Type hinted bindings are only converted into a cast and are not checked at compilation time either e.g.
(defn hinted [^String s] (.length s))
(hinted 3)
will be accepted but fail at runtime.deftype is only used for Java interop an is also not a form of type checking. The methods will be compiled into Java classes and interfaces, but the implementations defer to regular Clojure functions which are not type checked. You can only make use of the type information by referencing the compiled class files in Java or another statically typed language, using them from Clojure will not perform type checking.
So if you use defprotocol and deftype for every domain objects in your code, your code won't compile if there's a type error. Try it.
BTW, that's the way many Clojure libraries are implemented.

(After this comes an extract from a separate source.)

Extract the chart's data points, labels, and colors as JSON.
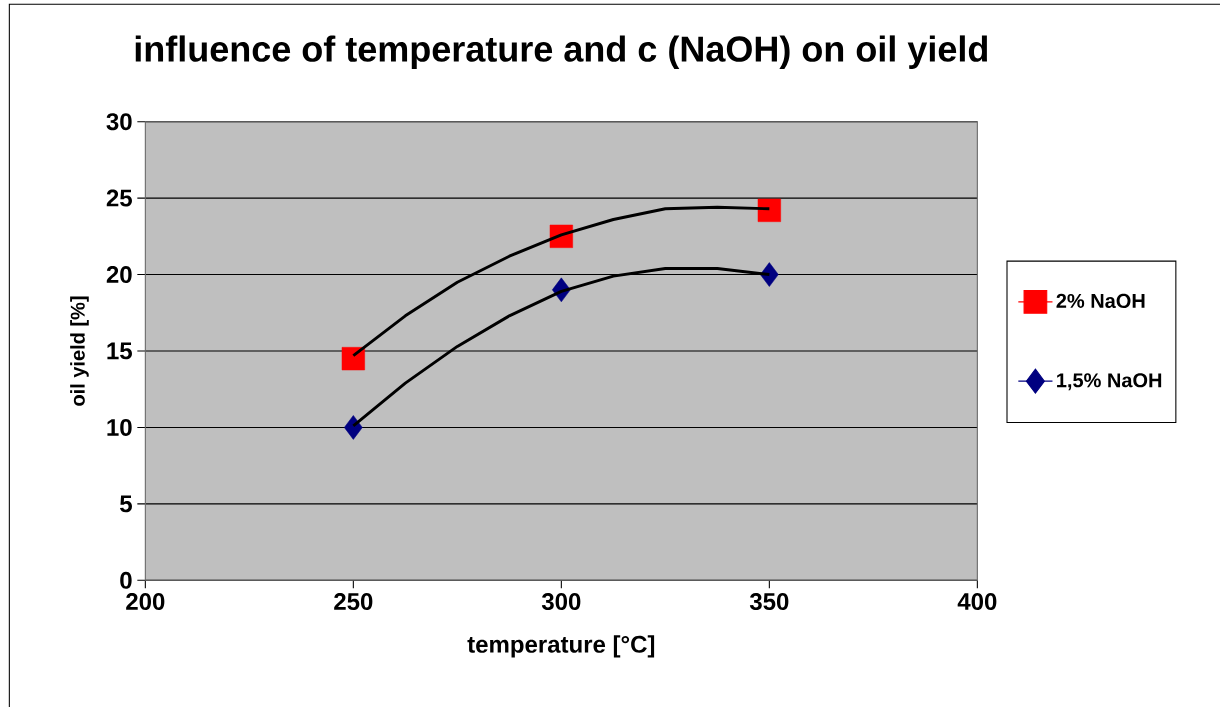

These libraries rely on dispatch on type to work, so they are taking advantage of the type checking.
Of course, you will say, "oh, clojure is not normally AOT, so it's not dong the checks.", but that's another issue. The issue at hand is this: can you write Clojure such that types are checked at compile time. The answer is YES.

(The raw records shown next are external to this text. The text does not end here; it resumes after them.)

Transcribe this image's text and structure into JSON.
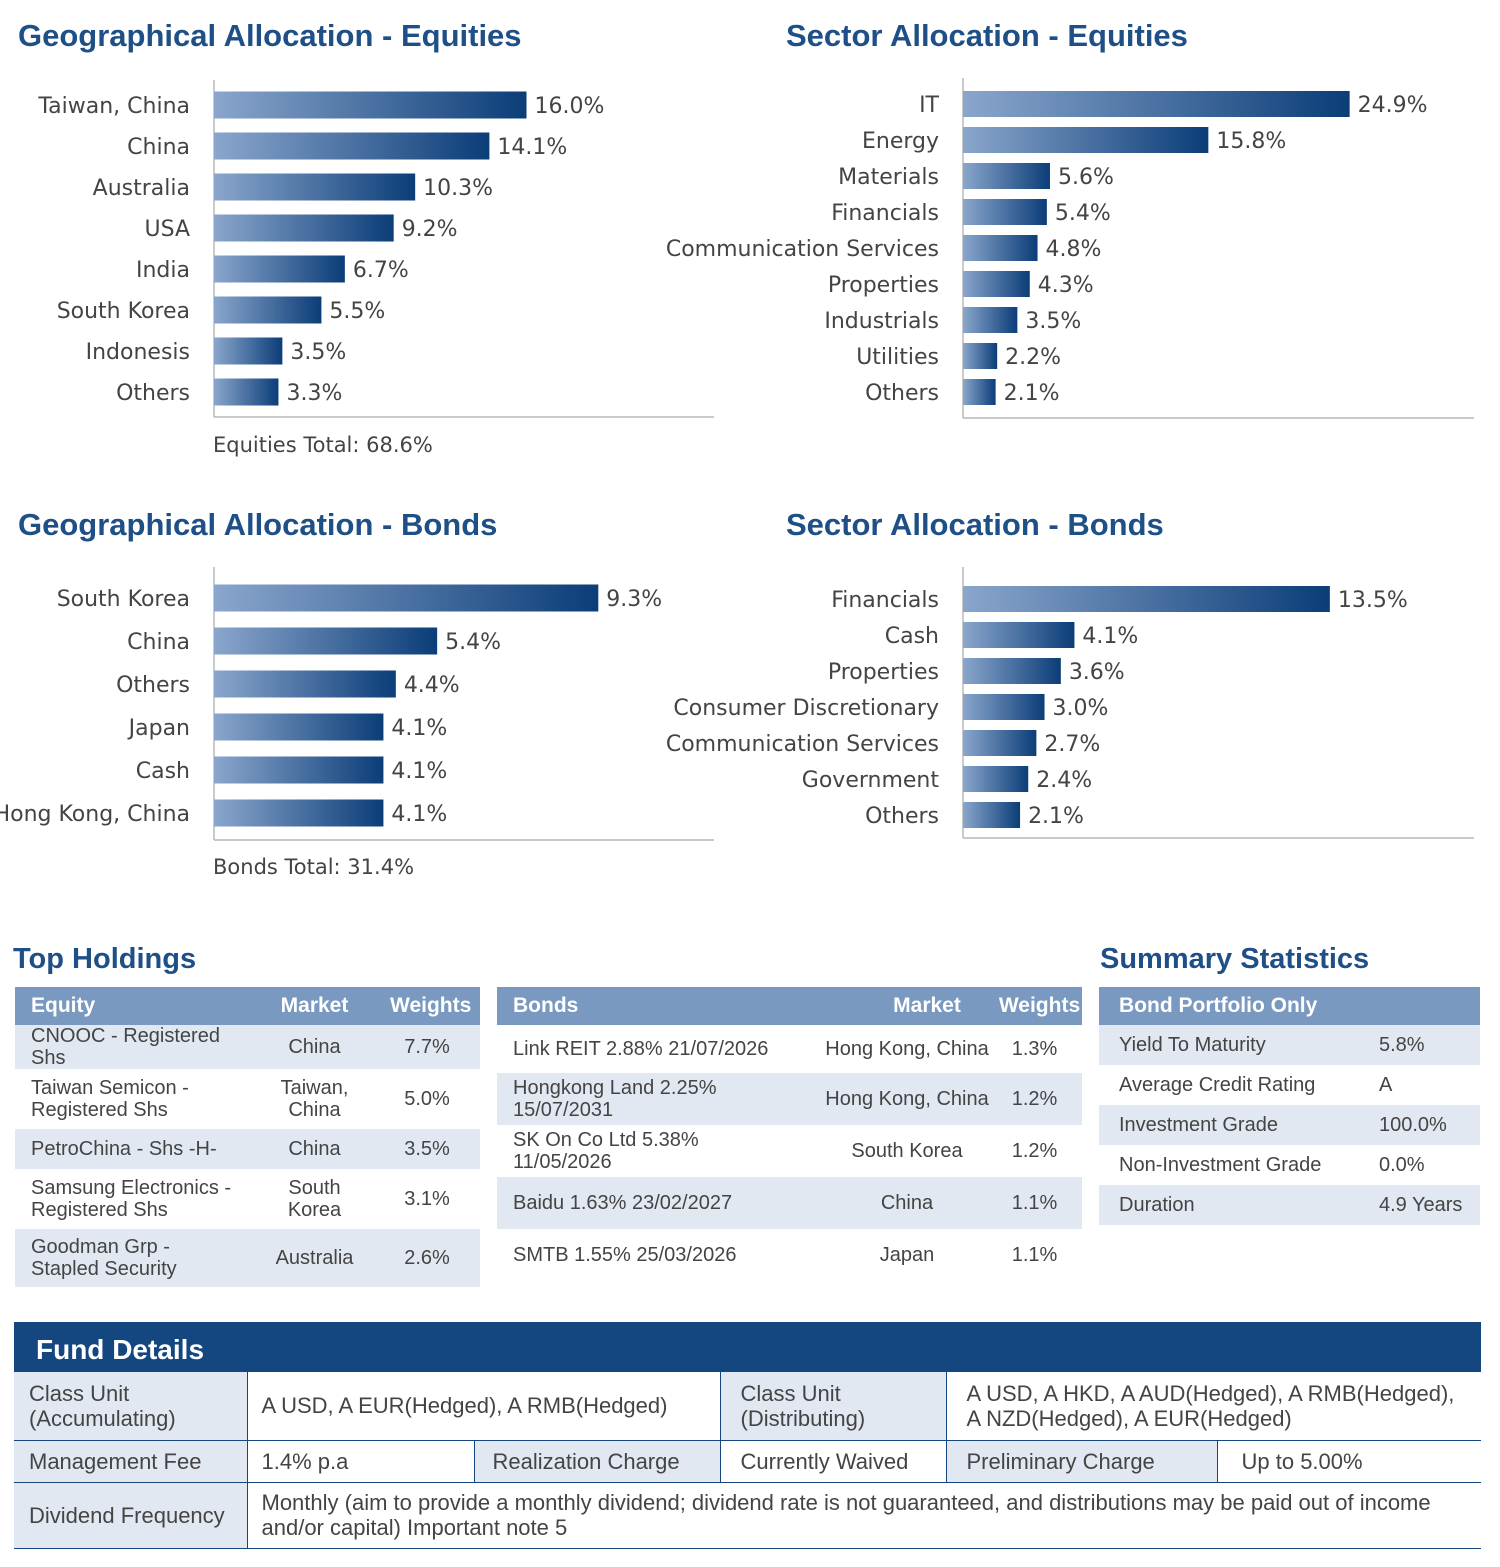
{
  "geo_equities": {
    "title": "Geographical Allocation - Equities",
    "total": "Equities Total: 68.6%"
  },
  "sector_equities": {
    "title": "Sector Allocation - Equities"
  },
  "geo_bonds": {
    "title": "Geographical Allocation - Bonds",
    "total": "Bonds Total: 31.4%"
  },
  "sector_bonds": {
    "title": "Sector Allocation - Bonds"
  },
  "chart_data": [
    {
      "type": "bar",
      "orientation": "horizontal",
      "title": "Geographical Allocation - Equities",
      "categories": [
        "Taiwan, China",
        "China",
        "Australia",
        "USA",
        "India",
        "South Korea",
        "Indonesis",
        "Others"
      ],
      "values": [
        16.0,
        14.1,
        10.3,
        9.2,
        6.7,
        5.5,
        3.5,
        3.3
      ],
      "labels": [
        "16.0%",
        "14.1%",
        "10.3%",
        "9.2%",
        "6.7%",
        "5.5%",
        "3.5%",
        "3.3%"
      ],
      "xlim": [
        0,
        25.6
      ],
      "grid": false
    },
    {
      "type": "bar",
      "orientation": "horizontal",
      "title": "Sector Allocation - Equities",
      "categories": [
        "IT",
        "Energy",
        "Materials",
        "Financials",
        "Communication Services",
        "Properties",
        "Industrials",
        "Utilities",
        "Others"
      ],
      "values": [
        24.9,
        15.8,
        5.6,
        5.4,
        4.8,
        4.3,
        3.5,
        2.2,
        2.1
      ],
      "labels": [
        "24.9%",
        "15.8%",
        "5.6%",
        "5.4%",
        "4.8%",
        "4.3%",
        "3.5%",
        "2.2%",
        "2.1%"
      ],
      "xlim": [
        0,
        32.2
      ],
      "grid": false
    },
    {
      "type": "bar",
      "orientation": "horizontal",
      "title": "Geographical Allocation - Bonds",
      "categories": [
        "South Korea",
        "China",
        "Others",
        "Japan",
        "Cash",
        "Hong Kong, China"
      ],
      "values": [
        9.3,
        5.4,
        4.4,
        4.1,
        4.1,
        4.1
      ],
      "labels": [
        "9.3%",
        "5.4%",
        "4.4%",
        "4.1%",
        "4.1%",
        "4.1%"
      ],
      "xlim": [
        0,
        12.1
      ],
      "grid": false
    },
    {
      "type": "bar",
      "orientation": "horizontal",
      "title": "Sector Allocation - Bonds",
      "categories": [
        "Financials",
        "Cash",
        "Properties",
        "Consumer Discretionary",
        "Communication Services",
        "Government",
        "Others"
      ],
      "values": [
        13.5,
        4.1,
        3.6,
        3.0,
        2.7,
        2.4,
        2.1
      ],
      "labels": [
        "13.5%",
        "4.1%",
        "3.6%",
        "3.0%",
        "2.7%",
        "2.4%",
        "2.1%"
      ],
      "xlim": [
        0,
        18.4
      ],
      "grid": false
    }
  ],
  "top_holdings": {
    "title": "Top Holdings",
    "equity": {
      "headers": [
        "Equity",
        "Market",
        "Weights"
      ],
      "rows": [
        [
          "CNOOC - Registered Shs",
          "China",
          "7.7%"
        ],
        [
          "Taiwan Semicon - Registered Shs",
          "Taiwan, China",
          "5.0%"
        ],
        [
          "PetroChina - Shs -H-",
          "China",
          "3.5%"
        ],
        [
          "Samsung Electronics - Registered Shs",
          "South Korea",
          "3.1%"
        ],
        [
          "Goodman Grp - Stapled Security",
          "Australia",
          "2.6%"
        ]
      ]
    },
    "bonds": {
      "headers": [
        "Bonds",
        "Market",
        "Weights"
      ],
      "rows": [
        [
          "Link REIT 2.88% 21/07/2026",
          "Hong Kong, China",
          "1.3%"
        ],
        [
          "Hongkong Land 2.25% 15/07/2031",
          "Hong Kong, China",
          "1.2%"
        ],
        [
          "SK On Co Ltd 5.38% 11/05/2026",
          "South Korea",
          "1.2%"
        ],
        [
          "Baidu 1.63% 23/02/2027",
          "China",
          "1.1%"
        ],
        [
          "SMTB 1.55% 25/03/2026",
          "Japan",
          "1.1%"
        ]
      ]
    }
  },
  "summary": {
    "title": "Summary Statistics",
    "header": "Bond Portfolio Only",
    "rows": [
      [
        "Yield To Maturity",
        "5.8%"
      ],
      [
        "Average Credit Rating",
        "A"
      ],
      [
        "Investment Grade",
        "100.0%"
      ],
      [
        "Non-Investment Grade",
        "0.0%"
      ],
      [
        "Duration",
        "4.9 Years"
      ]
    ]
  },
  "fund_details": {
    "title": "Fund Details",
    "class_acc_label": "Class Unit (Accumulating)",
    "class_acc_value": "A USD, A EUR(Hedged), A RMB(Hedged)",
    "class_dist_label": "Class Unit (Distributing)",
    "class_dist_value": "A USD, A HKD, A AUD(Hedged), A RMB(Hedged), A NZD(Hedged), A EUR(Hedged)",
    "mgmt_fee_label": "Management Fee",
    "mgmt_fee_value": "1.4% p.a",
    "realization_label": "Realization Charge",
    "realization_value": "Currently Waived",
    "preliminary_label": "Preliminary Charge",
    "preliminary_value": "Up to 5.00%",
    "dividend_label": "Dividend Frequency",
    "dividend_value": "Monthly (aim to provide a monthly dividend; dividend rate is not guaranteed, and distributions may be paid out of income and/or capital) Important note 5"
  },
  "colors": {
    "title_blue": "#1e4f86",
    "bar_dark": "#0b3d78",
    "bar_light": "#8aa6cc",
    "table_header": "#7a99c1",
    "row_shade": "#e2e8f2",
    "fund_header": "#14477f"
  }
}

The compiler may run only when you run the program, that's a different issue. You are confusing these two issues.
If you want a separate compile stage, then basically you are already excluding runtime compilation, i.e. you are arguing against runtime compilation. So it's not really about typing, but about how you want to run the program. Isn't it? You want AOT for everything, you don't want runtime compilation. That's it. It has nothing to do with types.

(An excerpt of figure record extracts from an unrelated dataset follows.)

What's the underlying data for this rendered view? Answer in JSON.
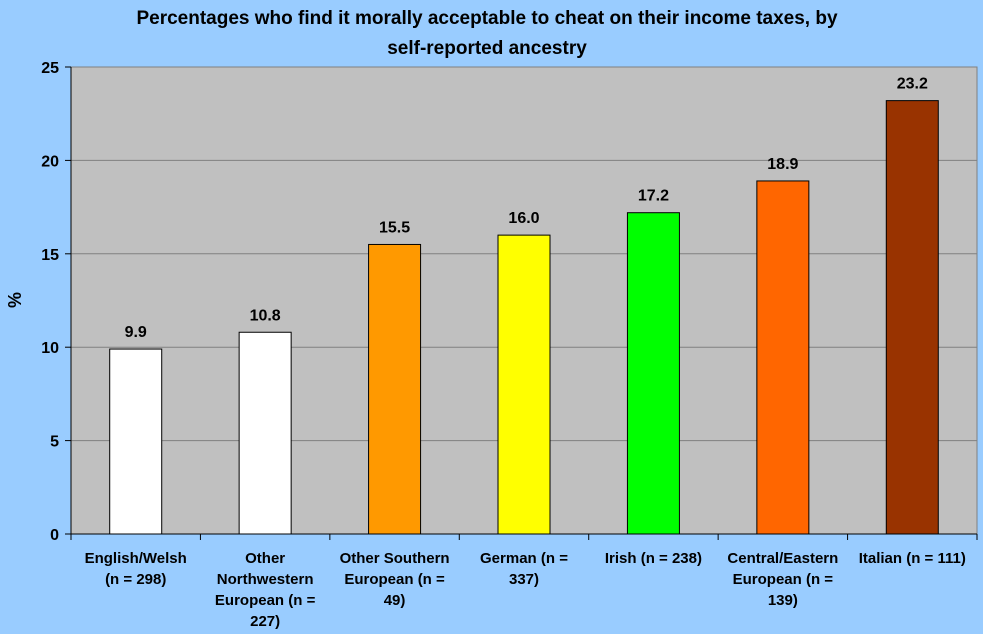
{
  "chart_data": {
    "type": "bar",
    "title_lines": [
      "Percentages who find it morally acceptable to cheat on their income taxes, by",
      "self-reported ancestry"
    ],
    "ylabel": "%",
    "xlabel": "",
    "ylim": [
      0,
      25
    ],
    "y_ticks": [
      0,
      5,
      10,
      15,
      20,
      25
    ],
    "grid": true,
    "legend": "none",
    "colors": {
      "figure_background": "#99ccff",
      "plot_background": "#c0c0c0",
      "gridline": "#808080",
      "bar_outline": "#000000"
    },
    "categories": [
      {
        "label_lines": [
          "English/Welsh",
          "(n = 298)"
        ],
        "value": 9.9,
        "value_label": "9.9",
        "color": "#ffffff"
      },
      {
        "label_lines": [
          "Other",
          "Northwestern",
          "European (n =",
          "227)"
        ],
        "value": 10.8,
        "value_label": "10.8",
        "color": "#ffffff"
      },
      {
        "label_lines": [
          "Other Southern",
          "European (n =",
          "49)"
        ],
        "value": 15.5,
        "value_label": "15.5",
        "color": "#ff9900"
      },
      {
        "label_lines": [
          "German (n =",
          "337)"
        ],
        "value": 16.0,
        "value_label": "16.0",
        "color": "#ffff00"
      },
      {
        "label_lines": [
          "Irish (n = 238)"
        ],
        "value": 17.2,
        "value_label": "17.2",
        "color": "#00ff00"
      },
      {
        "label_lines": [
          "Central/Eastern",
          "European (n =",
          "139)"
        ],
        "value": 18.9,
        "value_label": "18.9",
        "color": "#ff6600"
      },
      {
        "label_lines": [
          "Italian (n = 111)"
        ],
        "value": 23.2,
        "value_label": "23.2",
        "color": "#993300"
      }
    ]
  }
}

I find using defprotocol in Clojure tends to be an antipattern because it just makes code harder to read by introducing indirection. The libraries using defprotocol use it to solve a specific problem of creating a contract for how the API looks.
It is not an anti pattern, it is the way most low level libraries and clojure itself are written.
Clojure is a tool, not a cult. This core team worship is turning people away. The core team made plenty of mistakes, and got called out, rightfully.